Girato a Gerusalemme, Yellow Brick Road è la scena finale di un lungo viaggio cinematografico nella città delle tre religioni monoteiste. Un viaggio che l’artista ha trasformato nell’avventura di un romanzo di Dorothy Gale nella Città di Smeraldo, alla ricerca del grande e potente Oz. Un percorso frizzante che si trasforma in un sentiero scivoloso che l’artista deve attraversare senza cadere. “A Gerusalemme mi sento così: come Dorothy Gale che affronta il suo viaggio misterioso, ma il mio percorso è pieno di insidie. Non è facile per un artista che lavora con i simboli affrontare un luogo così pieno di segnali contraddittori. Il rischio è cadere nell’intollerabile banalità dell’arte con il ‘messaggio dentro’, ma allo stesso tempo, la scelta di evitare ogni riferimento provocatorio avrebbe potuto produrre qualcosa di troppo debole, quindi ho dovuto mettere in gioco le mie capacità acrobatiche e mantenere la mia storia in un equilibrio tra significato e simbolo, tra politica e arte, pace e guerra.”
ELISABETTA DI SOPRA, The Care, 2018, 2’34”
La cura dell’altro. Sia quando ci presentiamo alla vita sia quando ci affidiamo alla morte.
LEONI & MASTRANGELO, Alzaia (S), 2019, 4’15”
Alzaia(S) è una rielaborazione audiovisiva ispirata all’opera pittorica di Telemaco Signorini: L’Alzaia del 1864. «La nostra società è pornografica, perché continua a costruire la più perfetta delle illusioni: getta una luce accecante su ciò che deve esser visto, confinando nel cono d’ombra le cose che devono rimanere nascoste, senza più chiedersi cosa stia producendo quel vuoto di luce ormai tutto intorno a noi».
SABRINA MUZI, Shãn, 2019, 5’43”
Oggetto del lavoro è la montagna (Shān in cinese). Shān è un’immagine icona che, reiterata come un mantra, si carica di forza simbolica divenendo emblema di un archetipo e testimone di un luogo e delle sue trasformazioni. Due corpi entrano in risonanza, quello umano e quello della montagna, ponendo le basi per una nuova indagine percettiva sul paesaggio.
ELENA BELLANTONI, Pensate domani è la fine del mondo, 2021, 5’50”
La crisi climatica e quella ecologica, la contemporaneità post-pandemica e, più in generale, il presente sono il punto da cui muove Pensate domani è la fine del mondo — performance che rievoca il film Nostalghia di Andreij Tarkovskij. Durante l’intervento, ventinove giovani si muovono nello spazio come elementi destabilizzanti, come fossero ambasciatrici dei più cupi presagi sulle sorti dell’umanità. Qui il linguaggio diventa tentacolare e collettivo creando un’alleanza tra corpi. Metà umane e metà animali, queste entità sconosciute chiedono una riflessione su nuovi paradigmi sociali attraverso un’azione collettiva, di genere e multi-specie.

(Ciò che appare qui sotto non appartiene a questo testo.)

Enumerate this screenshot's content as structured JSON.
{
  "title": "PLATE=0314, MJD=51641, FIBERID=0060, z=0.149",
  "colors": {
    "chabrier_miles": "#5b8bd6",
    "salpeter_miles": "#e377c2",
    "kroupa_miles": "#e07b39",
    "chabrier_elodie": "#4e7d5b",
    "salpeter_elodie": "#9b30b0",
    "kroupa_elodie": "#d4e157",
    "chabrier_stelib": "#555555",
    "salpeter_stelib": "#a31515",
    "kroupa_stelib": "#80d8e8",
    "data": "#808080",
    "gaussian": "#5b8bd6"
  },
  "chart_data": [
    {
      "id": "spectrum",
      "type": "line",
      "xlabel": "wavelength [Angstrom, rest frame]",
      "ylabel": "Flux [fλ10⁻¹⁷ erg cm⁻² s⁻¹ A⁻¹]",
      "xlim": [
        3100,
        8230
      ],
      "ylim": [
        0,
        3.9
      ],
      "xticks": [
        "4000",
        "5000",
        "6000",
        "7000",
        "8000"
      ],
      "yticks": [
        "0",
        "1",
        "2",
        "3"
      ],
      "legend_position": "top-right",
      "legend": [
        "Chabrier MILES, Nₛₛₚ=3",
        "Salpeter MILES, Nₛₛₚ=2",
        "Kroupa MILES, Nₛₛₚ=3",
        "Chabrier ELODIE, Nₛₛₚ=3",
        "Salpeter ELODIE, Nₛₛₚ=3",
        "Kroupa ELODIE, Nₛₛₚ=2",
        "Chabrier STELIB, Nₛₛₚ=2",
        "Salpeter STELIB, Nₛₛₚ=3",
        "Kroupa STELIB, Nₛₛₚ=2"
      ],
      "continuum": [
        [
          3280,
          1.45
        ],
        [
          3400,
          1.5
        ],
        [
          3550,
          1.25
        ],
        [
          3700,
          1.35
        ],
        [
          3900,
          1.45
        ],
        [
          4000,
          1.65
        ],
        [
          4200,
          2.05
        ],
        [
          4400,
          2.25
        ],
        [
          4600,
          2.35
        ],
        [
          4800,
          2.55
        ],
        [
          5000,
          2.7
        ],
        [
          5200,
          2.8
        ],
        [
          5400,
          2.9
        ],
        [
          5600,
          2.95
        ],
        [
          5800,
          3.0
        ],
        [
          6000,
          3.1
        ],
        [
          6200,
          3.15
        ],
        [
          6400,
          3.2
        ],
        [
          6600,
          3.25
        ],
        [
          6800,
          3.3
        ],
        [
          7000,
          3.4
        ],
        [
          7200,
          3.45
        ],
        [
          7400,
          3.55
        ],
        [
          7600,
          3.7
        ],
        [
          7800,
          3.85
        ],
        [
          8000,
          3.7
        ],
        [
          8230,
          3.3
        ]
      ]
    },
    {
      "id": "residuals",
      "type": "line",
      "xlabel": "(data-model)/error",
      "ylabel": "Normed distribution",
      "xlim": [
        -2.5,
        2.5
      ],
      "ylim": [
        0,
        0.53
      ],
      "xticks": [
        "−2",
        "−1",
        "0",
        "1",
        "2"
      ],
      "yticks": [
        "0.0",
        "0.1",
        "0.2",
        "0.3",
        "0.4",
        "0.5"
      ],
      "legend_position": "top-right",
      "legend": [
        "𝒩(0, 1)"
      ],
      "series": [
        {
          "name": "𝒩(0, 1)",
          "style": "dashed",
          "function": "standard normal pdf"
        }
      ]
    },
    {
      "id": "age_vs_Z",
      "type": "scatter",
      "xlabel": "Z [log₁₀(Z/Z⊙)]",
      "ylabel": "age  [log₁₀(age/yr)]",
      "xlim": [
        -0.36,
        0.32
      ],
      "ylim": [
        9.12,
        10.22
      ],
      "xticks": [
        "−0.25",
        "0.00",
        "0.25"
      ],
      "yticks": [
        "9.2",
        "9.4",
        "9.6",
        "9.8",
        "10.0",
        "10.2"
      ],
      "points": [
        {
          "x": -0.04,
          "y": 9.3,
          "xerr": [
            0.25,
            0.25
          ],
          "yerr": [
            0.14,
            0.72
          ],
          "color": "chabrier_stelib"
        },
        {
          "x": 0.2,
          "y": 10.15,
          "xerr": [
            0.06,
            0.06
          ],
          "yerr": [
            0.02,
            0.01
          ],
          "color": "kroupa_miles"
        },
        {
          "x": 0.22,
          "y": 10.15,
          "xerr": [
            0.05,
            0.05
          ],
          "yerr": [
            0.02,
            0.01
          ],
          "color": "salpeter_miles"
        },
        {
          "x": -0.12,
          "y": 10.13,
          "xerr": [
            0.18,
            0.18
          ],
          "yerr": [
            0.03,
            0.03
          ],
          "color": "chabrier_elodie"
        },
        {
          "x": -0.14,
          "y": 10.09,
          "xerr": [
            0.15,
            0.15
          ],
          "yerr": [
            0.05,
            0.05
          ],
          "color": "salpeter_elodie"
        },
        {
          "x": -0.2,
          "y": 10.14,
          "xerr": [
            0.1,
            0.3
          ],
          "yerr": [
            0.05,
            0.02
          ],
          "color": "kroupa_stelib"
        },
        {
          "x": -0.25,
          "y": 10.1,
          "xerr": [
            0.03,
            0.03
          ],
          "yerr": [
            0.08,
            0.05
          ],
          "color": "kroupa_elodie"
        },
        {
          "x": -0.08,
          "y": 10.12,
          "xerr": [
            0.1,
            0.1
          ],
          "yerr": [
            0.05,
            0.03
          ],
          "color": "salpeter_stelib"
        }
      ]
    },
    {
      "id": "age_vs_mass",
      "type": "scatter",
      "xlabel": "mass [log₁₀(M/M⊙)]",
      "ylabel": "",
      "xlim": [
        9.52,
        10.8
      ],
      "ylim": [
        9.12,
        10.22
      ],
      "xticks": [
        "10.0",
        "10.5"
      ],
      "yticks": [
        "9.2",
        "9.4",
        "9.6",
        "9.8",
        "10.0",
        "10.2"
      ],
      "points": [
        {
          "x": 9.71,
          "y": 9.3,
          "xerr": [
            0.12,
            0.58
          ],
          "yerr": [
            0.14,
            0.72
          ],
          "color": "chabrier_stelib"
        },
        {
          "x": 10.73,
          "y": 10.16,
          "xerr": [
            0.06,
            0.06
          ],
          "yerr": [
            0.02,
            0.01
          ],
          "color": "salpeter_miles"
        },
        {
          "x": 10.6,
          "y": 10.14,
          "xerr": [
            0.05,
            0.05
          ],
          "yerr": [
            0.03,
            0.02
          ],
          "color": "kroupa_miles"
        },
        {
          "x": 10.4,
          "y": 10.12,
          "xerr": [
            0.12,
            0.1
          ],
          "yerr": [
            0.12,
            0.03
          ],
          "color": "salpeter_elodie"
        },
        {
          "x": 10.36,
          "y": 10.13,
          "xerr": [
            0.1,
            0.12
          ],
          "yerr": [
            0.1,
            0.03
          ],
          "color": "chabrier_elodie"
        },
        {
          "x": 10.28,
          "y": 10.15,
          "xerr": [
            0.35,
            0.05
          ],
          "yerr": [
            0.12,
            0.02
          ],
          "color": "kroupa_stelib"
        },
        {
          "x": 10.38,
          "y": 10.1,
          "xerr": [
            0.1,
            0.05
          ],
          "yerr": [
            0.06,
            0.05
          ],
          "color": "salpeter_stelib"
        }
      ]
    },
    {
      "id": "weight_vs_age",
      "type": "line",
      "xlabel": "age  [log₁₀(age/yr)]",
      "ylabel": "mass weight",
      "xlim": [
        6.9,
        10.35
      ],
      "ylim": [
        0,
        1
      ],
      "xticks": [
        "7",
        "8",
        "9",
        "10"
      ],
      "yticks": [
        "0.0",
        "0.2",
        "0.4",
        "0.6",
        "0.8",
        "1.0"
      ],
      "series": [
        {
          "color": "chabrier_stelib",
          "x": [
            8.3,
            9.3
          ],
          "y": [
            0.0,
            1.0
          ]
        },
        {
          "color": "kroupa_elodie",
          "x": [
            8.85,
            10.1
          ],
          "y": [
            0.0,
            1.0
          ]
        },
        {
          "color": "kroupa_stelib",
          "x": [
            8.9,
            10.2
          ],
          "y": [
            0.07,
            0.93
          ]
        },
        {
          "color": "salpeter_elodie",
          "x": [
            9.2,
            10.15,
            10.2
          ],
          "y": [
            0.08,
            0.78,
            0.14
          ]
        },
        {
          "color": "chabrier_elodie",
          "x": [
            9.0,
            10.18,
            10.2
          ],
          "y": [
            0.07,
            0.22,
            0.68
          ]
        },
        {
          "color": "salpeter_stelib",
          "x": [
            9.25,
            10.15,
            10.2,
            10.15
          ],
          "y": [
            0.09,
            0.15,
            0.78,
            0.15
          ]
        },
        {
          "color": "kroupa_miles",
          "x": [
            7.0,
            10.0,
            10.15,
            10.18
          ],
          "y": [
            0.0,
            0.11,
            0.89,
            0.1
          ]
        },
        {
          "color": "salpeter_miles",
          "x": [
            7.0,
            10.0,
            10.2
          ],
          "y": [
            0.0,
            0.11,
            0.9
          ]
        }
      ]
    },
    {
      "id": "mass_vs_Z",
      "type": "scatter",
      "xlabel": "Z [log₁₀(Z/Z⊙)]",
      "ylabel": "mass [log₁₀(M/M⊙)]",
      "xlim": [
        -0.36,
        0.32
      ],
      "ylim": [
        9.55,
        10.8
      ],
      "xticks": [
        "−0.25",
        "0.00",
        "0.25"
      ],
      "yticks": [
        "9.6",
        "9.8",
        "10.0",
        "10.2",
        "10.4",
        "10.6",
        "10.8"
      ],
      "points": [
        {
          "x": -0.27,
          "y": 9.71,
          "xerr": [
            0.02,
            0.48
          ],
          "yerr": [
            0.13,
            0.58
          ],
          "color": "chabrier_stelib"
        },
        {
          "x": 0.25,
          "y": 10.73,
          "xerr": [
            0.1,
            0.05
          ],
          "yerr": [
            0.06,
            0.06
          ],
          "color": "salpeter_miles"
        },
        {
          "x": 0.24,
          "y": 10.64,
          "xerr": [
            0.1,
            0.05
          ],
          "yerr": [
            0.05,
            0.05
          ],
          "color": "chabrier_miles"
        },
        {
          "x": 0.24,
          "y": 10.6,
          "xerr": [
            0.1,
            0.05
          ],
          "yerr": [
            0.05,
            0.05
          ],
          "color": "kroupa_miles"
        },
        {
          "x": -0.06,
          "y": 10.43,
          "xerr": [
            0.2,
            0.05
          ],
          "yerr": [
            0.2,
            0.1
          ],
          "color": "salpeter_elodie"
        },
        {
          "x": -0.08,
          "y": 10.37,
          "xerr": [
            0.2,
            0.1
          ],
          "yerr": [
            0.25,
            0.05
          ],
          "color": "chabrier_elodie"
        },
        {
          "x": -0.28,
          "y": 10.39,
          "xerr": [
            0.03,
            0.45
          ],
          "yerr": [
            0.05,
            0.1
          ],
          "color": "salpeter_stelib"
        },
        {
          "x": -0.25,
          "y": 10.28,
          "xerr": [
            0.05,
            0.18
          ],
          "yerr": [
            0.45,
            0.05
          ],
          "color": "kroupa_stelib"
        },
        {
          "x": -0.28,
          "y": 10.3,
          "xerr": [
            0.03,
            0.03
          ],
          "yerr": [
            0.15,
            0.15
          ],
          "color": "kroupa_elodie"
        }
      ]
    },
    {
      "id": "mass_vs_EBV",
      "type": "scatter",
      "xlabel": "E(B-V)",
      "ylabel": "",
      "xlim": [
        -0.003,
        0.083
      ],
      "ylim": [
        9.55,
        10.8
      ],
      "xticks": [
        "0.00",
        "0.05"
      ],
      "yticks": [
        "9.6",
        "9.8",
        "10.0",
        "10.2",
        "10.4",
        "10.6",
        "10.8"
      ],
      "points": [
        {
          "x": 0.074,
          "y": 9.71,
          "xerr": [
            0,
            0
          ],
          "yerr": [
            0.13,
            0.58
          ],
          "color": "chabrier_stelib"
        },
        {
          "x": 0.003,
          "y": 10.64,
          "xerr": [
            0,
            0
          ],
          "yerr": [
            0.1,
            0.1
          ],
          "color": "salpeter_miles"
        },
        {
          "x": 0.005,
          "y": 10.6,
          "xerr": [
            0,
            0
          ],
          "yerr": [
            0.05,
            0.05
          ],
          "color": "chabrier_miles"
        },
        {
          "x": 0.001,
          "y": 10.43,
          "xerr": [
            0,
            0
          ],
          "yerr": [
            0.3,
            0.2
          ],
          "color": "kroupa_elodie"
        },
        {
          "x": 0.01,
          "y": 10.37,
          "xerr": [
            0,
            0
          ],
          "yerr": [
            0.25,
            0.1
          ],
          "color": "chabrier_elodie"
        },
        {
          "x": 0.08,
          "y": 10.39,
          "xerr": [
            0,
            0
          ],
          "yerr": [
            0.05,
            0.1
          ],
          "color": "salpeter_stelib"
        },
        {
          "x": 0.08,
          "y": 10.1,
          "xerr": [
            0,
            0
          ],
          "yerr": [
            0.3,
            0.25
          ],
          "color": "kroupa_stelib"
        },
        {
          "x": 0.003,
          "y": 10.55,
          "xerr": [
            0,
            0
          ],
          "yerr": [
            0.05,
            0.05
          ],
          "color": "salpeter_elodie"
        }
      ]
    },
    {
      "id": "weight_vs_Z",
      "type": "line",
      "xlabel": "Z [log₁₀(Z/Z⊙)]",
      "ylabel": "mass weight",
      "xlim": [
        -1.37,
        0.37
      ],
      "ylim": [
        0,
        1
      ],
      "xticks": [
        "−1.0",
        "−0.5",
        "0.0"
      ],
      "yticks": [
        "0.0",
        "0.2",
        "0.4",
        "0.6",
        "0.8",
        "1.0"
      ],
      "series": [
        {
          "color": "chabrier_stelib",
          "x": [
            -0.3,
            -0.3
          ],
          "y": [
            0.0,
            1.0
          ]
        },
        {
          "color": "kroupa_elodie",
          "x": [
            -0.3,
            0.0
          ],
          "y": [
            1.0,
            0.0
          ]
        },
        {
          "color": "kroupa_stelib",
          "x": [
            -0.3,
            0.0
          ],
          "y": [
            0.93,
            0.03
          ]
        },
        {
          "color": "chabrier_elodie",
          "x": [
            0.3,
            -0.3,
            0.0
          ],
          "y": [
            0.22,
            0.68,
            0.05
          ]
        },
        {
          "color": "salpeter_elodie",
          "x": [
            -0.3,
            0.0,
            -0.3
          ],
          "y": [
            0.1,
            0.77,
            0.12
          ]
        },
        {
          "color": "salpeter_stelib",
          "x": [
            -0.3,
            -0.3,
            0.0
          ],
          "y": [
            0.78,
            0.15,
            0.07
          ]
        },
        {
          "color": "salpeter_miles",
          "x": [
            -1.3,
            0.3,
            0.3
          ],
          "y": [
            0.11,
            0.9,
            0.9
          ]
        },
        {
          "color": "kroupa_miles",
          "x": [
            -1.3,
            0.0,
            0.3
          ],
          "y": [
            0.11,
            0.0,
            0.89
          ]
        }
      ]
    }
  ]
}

CHRISTIAN NICCOLI, Zwei, 2022, 5’29”
Due uomini sono legati da una dipendenza reciproca, cioè sono appesi alle due estremità di una corda che giace su un muro molto alto. Sono quindi in un limbo apparentemente eterno, senza davvero trovare una via d’uscita comune.
SALVATORE INSANA, Red, 2023, 5’00”
Una visione mentale, un esperimento percettivo. Il campo visivo trasformato dal colore. Bruciarsi gli occhi a furia di vedere. Una macchia nera, mobile, all’interno di un universo rosso, omogeneo, onirico. Un colore di una densità solida, pulsante, che si presenta in quanto racconto e non come rimando al vasto universo simbolico che da secoli gli gira intorno. Un corpo incastrato dentro un monocromo, come sfuggente, agile, ferita, s’insinua nervosa nella tinta unita, sulla soglia, tra onde di calore sonoro e nette cesure. E qualcosa si imprime nella retina, qualcosa che permane, risparmiando e riapparendo, senza riferimenti ad un determinato presente spazio-temporale. Come si vive dentro un mondo monocromo?